Jimmy Richer.

Stanislas Colodiet

Jimmy Richer est conteur autant qu’il est artiste mais ses histoires sont particulières : elles n’ont ni début ni fin. Les représentations drolatiques tout droit sorties de l’esprit de l’artiste se composent en archipel. La seule manière de les appréhender est de naviguer de détail en détail. Insaisissables dans leur ensemble, elles impliquent une déambulation du regard à l’instar de la peinture extrême orientale. Évacuant toute rationalisation de l’espace par la perspective, les images se dévoilent peu à peu, comme à travers un rouleau que l’on déroule ; peu importe s’il est impossible de regarder simultanément la partie gauche et la partie droite. « L’imagination est la reine des facultés » disait Baudelaire.

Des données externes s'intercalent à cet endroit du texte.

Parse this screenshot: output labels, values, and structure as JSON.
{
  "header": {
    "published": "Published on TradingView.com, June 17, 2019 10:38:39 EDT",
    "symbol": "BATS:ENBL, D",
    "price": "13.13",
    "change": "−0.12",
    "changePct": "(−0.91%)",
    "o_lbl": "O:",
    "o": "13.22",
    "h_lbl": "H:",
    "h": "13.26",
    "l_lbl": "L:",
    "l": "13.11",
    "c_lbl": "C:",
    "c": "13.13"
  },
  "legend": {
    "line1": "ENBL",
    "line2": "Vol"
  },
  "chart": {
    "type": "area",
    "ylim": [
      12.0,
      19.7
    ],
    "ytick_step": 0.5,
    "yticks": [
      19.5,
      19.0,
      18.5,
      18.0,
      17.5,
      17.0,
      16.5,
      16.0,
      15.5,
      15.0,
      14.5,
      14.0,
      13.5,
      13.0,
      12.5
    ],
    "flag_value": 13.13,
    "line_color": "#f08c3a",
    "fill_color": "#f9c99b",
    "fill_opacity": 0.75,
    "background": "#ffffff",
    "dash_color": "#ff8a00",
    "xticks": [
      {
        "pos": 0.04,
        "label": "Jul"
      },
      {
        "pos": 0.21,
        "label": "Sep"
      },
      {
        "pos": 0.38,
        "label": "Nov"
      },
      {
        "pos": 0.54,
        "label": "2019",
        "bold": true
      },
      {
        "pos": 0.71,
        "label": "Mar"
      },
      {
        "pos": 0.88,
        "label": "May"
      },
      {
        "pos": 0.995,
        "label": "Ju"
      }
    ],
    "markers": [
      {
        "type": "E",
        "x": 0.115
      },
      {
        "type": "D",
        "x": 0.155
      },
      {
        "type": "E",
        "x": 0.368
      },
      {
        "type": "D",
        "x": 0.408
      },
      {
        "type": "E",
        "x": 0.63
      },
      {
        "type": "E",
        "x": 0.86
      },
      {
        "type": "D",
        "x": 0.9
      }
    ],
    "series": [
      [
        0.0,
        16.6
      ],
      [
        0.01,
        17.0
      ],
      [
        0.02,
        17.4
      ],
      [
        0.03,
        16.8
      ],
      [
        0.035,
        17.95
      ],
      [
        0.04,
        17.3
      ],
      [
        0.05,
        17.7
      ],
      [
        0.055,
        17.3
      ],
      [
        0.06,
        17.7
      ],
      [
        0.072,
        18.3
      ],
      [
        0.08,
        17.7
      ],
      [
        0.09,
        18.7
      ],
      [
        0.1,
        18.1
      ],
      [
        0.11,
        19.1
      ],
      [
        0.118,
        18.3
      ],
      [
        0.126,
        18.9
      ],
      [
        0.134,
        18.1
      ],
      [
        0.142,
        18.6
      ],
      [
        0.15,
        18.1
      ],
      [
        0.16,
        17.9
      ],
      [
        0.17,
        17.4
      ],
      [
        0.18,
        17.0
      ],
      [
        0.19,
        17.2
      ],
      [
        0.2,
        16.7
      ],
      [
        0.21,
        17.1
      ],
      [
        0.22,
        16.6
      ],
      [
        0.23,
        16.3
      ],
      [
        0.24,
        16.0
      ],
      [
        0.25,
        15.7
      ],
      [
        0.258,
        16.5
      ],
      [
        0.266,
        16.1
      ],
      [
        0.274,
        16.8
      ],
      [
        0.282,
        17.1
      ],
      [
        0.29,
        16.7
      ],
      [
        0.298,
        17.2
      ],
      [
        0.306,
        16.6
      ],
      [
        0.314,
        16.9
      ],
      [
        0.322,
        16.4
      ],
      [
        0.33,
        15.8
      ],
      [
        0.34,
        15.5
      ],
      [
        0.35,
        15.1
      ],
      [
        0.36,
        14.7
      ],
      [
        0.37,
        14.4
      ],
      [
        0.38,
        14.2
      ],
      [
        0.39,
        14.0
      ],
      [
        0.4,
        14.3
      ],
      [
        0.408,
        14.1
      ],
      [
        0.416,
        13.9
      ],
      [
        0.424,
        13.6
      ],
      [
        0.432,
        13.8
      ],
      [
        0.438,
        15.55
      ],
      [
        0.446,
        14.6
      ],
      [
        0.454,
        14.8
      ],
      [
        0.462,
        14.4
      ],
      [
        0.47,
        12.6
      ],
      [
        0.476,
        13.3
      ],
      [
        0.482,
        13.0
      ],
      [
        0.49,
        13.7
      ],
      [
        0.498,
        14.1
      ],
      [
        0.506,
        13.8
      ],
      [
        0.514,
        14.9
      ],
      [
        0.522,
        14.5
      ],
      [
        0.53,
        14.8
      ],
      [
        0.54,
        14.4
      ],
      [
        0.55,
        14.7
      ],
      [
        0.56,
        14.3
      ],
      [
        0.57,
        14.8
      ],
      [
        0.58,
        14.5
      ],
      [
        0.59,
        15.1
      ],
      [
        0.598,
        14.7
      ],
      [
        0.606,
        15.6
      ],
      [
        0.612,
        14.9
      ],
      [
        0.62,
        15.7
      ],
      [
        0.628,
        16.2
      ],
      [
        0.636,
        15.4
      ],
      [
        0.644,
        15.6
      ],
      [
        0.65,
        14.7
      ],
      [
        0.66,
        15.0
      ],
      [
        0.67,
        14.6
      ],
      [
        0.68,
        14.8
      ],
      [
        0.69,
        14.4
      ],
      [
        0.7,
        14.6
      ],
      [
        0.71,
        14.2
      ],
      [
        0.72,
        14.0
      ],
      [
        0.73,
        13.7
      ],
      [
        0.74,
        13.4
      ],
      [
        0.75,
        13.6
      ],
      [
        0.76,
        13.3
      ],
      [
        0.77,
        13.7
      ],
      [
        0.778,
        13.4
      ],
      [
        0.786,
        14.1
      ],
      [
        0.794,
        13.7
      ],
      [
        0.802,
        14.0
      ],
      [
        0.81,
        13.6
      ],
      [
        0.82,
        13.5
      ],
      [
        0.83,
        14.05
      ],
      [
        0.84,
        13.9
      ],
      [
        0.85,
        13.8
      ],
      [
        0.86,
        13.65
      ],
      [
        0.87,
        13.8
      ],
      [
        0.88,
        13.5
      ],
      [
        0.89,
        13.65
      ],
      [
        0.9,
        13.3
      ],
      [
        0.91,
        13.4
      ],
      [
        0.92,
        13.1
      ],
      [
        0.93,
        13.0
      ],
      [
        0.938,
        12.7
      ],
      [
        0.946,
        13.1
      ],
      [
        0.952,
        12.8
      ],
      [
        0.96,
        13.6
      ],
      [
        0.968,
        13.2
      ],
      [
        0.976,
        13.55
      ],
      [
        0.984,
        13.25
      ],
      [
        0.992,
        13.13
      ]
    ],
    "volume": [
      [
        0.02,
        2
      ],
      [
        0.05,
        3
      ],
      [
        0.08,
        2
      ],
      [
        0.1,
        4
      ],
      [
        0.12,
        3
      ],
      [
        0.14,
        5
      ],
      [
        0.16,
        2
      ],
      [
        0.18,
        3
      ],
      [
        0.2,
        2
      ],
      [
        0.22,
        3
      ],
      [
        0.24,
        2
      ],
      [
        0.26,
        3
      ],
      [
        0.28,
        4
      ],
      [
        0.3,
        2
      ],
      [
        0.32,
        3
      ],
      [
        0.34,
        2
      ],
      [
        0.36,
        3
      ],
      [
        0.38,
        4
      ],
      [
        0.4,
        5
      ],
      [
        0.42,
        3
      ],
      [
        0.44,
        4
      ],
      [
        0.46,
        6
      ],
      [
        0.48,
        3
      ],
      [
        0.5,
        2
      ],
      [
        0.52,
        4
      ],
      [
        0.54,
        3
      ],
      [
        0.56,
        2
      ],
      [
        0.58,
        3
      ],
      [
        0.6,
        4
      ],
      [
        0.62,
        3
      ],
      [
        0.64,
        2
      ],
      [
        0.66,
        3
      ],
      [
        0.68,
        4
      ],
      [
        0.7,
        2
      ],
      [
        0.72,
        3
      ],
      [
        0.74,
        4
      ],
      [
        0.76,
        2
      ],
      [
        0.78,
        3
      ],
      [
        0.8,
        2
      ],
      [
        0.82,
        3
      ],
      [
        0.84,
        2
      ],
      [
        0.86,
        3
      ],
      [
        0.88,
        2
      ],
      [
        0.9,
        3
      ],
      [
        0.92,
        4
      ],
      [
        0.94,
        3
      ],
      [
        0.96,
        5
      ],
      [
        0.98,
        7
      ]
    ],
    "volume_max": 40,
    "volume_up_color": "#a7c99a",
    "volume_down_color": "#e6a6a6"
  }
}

Jimmy Richer est le terrain fertile en lequel l’imagination a semé. Ses œuvres semblent n’être que des excroissances d’elles-mêmes proliférant sous le jour d’un climat tropical. Le spectateur aura beau chercher à distinguer la racine de la cime, il n’y arrivera pas. Son travail illustre le principe selon lequel la nature a horreur du vide : tout n’est que croissance et fécondation, toute forme semble en engendrer une autre. Ainsi le monde végétal y est omniprésent mais bien souvent aussi celui du sexe.

Intéressons-nous aux sources qui irriguent l’imagination de l’artiste. Son univers est un exemple de syncrétisme, il y mêle sa passion pour les individualités créatrices les plus excentriques à sa curiosité insatiable pour les histoires les plus saugrenues mises en scène dans une atmosphère carnavalesque dans sa dimension la plus subversive. On pense d’une part, aux danses macabres anonymes, aux grotesques qui illustrent les Songes drolatiques de Rabelais, au bestiaire de Jérôme Bosch, aux figures masquées de la Commedia dell’arte, aux caricatures hybrides de Grandville, aux squelettes à sombrero du graveur mexicain Posada, aux dessins surréalistes de Man Ray ou encore à l’humour glacé d’un Topor. D’autre part, son exubérance narrative est l’héritière de Miguel Cervantès et du roman picaresque, des machines de Jules Verne, des trucages de Méliès, de la paranoïa critique de Dalí ou encore des mises en scène d’Alejandro Jodorowsky. Michel Foucault disait de Don Quichotte qu’il est au confluent de la tradition nordique flamande de la fête des fous et de la tradition italienne du burlesque, on pourrait en dire autant de Jimmy Richer. Cet univers accueille des histoires empruntées aussi bien à la littérature, qu’à la science ou encore à la religion.